GewStG § 2, KStG § 14

1. Ist eine Kapitalgesellschaft in ein anderes inländisches gewerbliches Unternehmen in der Weise eingegliedert, dass die Voraussetzungen des § 14 Nr. 1 bis 3 des KStG erfüllt sind, so gilt sie als Betriebsstätte des anderen Unternehmens.
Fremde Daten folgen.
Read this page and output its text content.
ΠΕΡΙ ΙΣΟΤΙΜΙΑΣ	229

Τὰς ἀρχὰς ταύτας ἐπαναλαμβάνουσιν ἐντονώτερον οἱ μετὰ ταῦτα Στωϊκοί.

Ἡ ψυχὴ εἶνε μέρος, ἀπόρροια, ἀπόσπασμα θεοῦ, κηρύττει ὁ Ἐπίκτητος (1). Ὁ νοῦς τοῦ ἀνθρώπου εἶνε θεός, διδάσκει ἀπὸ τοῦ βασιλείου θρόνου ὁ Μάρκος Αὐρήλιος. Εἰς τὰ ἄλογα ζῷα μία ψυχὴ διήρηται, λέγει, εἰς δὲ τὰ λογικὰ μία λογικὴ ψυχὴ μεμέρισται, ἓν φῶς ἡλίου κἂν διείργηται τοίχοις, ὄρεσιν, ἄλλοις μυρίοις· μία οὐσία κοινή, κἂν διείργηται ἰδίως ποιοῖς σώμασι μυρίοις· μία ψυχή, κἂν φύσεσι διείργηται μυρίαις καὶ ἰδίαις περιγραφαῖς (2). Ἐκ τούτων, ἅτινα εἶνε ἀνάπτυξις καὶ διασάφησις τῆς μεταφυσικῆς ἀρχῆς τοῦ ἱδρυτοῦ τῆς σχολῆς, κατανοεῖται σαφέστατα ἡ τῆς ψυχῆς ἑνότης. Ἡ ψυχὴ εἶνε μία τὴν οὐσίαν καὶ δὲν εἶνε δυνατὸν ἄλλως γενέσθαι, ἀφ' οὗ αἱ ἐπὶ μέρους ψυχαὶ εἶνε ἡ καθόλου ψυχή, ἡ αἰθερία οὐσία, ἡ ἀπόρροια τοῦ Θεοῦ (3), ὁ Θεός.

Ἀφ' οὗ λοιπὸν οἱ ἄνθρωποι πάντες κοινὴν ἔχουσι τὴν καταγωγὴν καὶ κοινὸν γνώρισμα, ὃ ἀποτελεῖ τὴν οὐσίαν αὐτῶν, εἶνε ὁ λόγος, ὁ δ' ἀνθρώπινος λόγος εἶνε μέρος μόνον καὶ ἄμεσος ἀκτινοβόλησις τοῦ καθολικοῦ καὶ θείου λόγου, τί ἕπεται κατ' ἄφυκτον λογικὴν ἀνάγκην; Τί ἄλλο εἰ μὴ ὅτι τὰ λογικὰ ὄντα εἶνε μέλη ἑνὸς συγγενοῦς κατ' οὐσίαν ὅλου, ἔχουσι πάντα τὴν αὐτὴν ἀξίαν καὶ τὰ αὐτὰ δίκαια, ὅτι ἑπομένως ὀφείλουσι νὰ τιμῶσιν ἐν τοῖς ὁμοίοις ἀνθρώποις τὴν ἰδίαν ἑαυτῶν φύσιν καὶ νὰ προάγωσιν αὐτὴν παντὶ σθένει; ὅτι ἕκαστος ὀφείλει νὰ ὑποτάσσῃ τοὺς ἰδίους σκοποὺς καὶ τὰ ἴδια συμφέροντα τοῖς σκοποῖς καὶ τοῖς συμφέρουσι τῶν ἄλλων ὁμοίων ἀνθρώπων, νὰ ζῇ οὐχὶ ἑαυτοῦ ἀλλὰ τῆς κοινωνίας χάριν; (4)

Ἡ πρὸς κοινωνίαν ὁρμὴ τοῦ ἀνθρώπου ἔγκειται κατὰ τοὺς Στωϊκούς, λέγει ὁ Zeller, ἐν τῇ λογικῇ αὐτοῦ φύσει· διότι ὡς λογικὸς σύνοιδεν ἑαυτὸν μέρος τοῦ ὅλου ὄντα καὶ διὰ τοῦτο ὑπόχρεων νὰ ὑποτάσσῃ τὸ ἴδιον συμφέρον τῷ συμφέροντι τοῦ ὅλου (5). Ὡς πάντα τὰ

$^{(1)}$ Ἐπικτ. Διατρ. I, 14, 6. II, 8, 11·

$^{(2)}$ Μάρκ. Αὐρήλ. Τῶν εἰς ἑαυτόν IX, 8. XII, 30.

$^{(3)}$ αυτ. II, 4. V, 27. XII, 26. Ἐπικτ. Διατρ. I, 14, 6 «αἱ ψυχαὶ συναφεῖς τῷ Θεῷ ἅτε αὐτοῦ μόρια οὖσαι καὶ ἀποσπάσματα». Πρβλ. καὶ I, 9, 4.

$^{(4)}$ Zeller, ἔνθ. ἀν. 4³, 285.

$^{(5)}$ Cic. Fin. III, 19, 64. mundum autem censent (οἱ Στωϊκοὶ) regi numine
2. Der BGH hat seine Rechtsprechung, wonach der Erwerb der Anteile an einer Vorratsgesellschaft einer Neugründung gleichzusetzen ist, ausdrücklich damit begründet, dass „die mit der wirtschaftlichen Neugründung verbundenen Probleme eines wirksamen Gläubigerschutzes sowohl im Anschluss an eine Vorratsgründung als auch im Zusammenhang mit der „Wiederbelebung“ eines leeren Mantels durch Ausstattung mit einem (neuen) Unternehmen bestehen: In beiden Fällen besteht die Gefahr einer Umgehung der Gründungsvorschriften mit der Folge, dass die gesetzliche und gesellschaftsvertragliche Kapitalausstattung bei Aufnahme der wirtschaftlichen Tätigkeit nicht gewährleistet ist“ (BGH-Beschluss vom 07.07.2003 II ZB 4/02, BGHZ 155, 318). Allein aus Gründen des Gläubigerschutzes wurden daher die der Gewährleistung der Kapitalausstattung dienenden handelsrechtlichen Gründungsvorschriften des GmbHG einschließlich der registergerichtlichen Kontrolle analog auf den Erwerb von Anteilen an einer Vorratsgesellschaft angewendet (BGH-Beschluss vom 09.12.2002 II ZB 12/02, BGHZ 153, 158).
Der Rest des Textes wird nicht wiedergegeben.